Beaufort rührte sich. Jetzt war es fast an der Zeit, dass er mit der Arbeit begann. Die Arbeiter hoben den neuen Sarg an den Griffen an, und er führte sie zur Heckklappe des mobilen forensischen Labors, das in der Nähe auf dem Kiesstreifen, im Schatten der Magnolien, parkte. Der Generator surrte leise. Beauforts Assistent öffnete die Hecktüren und half den Friedhofsarbeitern, den Sarg hochzuheben und hineinzuschieben.
Beaufort wartete, bis die Hecktüren wieder geschlossen waren, dann folgte er den Arbeitern zurück zu dem abgeschirmten Grab. Die Gruppe war immer noch versammelt und würde das auch bleiben, bis die Prozedur beendet war. Einige Arbeiter fingen damit an, das alte Grab zuzuschütten, während andere mit Hilfe des Baggers anfingen, daneben ein neues Grab auszuheben. Wenn Beauforts Arbeit an den sterblichen Überresten beendet war, würden sie im neuen Grab beigesetzt werden. Beaufort wusste, dass die Voraussetzung für eine Genehmigung der Exhumierung war, dass Pendergast den Leichnam umbetten ließ, und sei die Entfernung noch so klein. Trotzdem – Pendergast musste einen enormen Druck auf den nervösen, schwitzenden Jennings ausgeübt haben.
Endlich regte sich Pendergast und schaute zu ihm hin. Die angespannte Erwartung und die Achtsamkeit in dem bleichen Gesicht hatten sich noch vertieft.

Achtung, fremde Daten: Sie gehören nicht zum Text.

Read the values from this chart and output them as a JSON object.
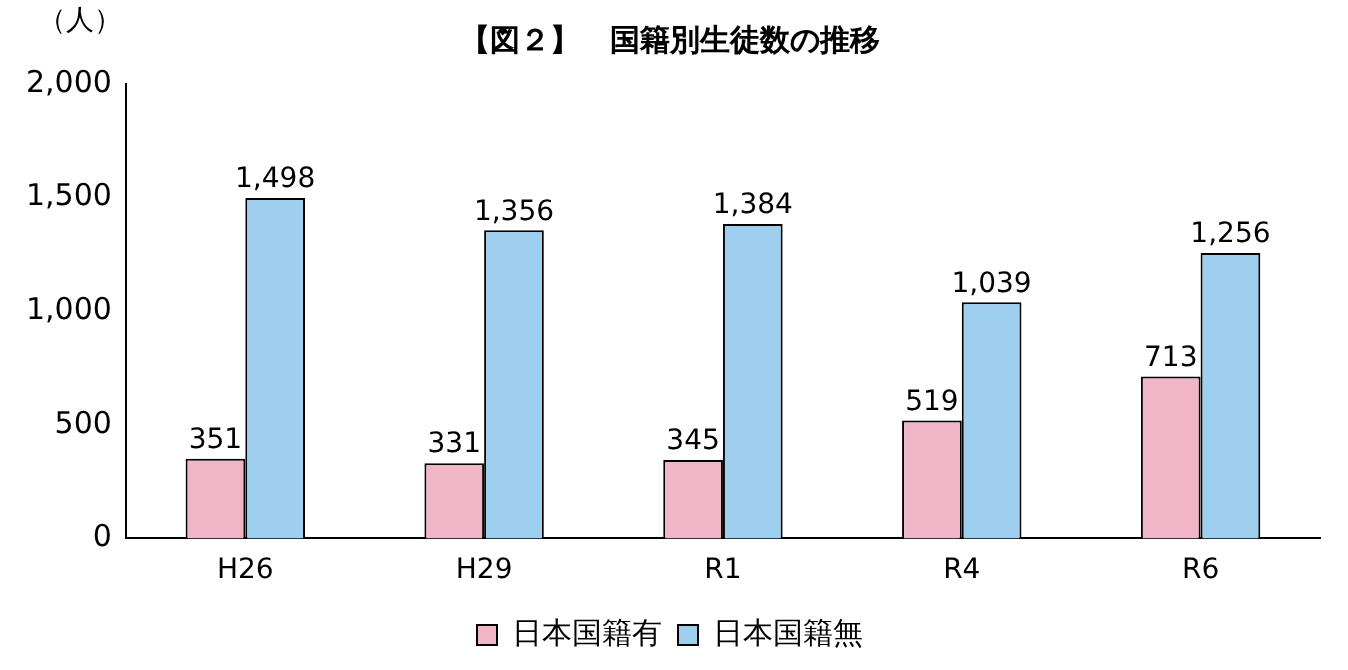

Beaufort trat zu ihm und sagte mit leiser Stimme: »Wir sind so weit. Also, welche Untersuchungen möchten Sie genau durchgeführt haben?«
Der FBI-Agent schaute ihn an. »Genproben, Haarproben, Fingerabdrücke, falls möglich, Röntgenaufnahmen der Zähne. Alles.«
Beaufort versuchte, es möglichst taktvoll auszudrücken. »Es würde helfen, wenn ich wüsste, welchem Zweck das Ganze dient.«
Ein langer Moment verstrich, bevor Pendergast entgegnete: »Der Leichnam im Sarg ist nicht der meiner Frau.«
Beaufort nahm die Information in sich auf. »Was bewegt Sie zu der Annahme, dass es … einen Irrtum gegeben hat?«
»Führen Sie bitte nur die Untersuchungen durch«, sagte Pendergast ruhig. Seine weiße Hand tauchte aus dem Anzug auf; darin hielt er eine Haarbürste in einem verschließbaren Plastikbeutel. »Sie werden eine Probe ihrer DNA brauchen.«
Beaufort nahm den Beutel an sich, verwundert über einen Mann, der die Haarbürste seiner Frau noch zwölf Jahre nach ihrem Tod unberührt gelassen hatte. Er räusperte sich. »Und wenn der Leichnam doch der Ihrer Frau ist?«
Als er keine Antwort auf die Frage erhielt, stellte Beaufort eine andere. »Möchten Sie, äh, dabei sein, wenn wir den Sarg öffnen?«
Pendergasts gespenstischer Blick ließ Beaufort das Blut in den Adern gefrieren. »Es ist mir gleichgültig.«
Pendergast wandte sich wieder dem Grab zu und sagte nichts mehr.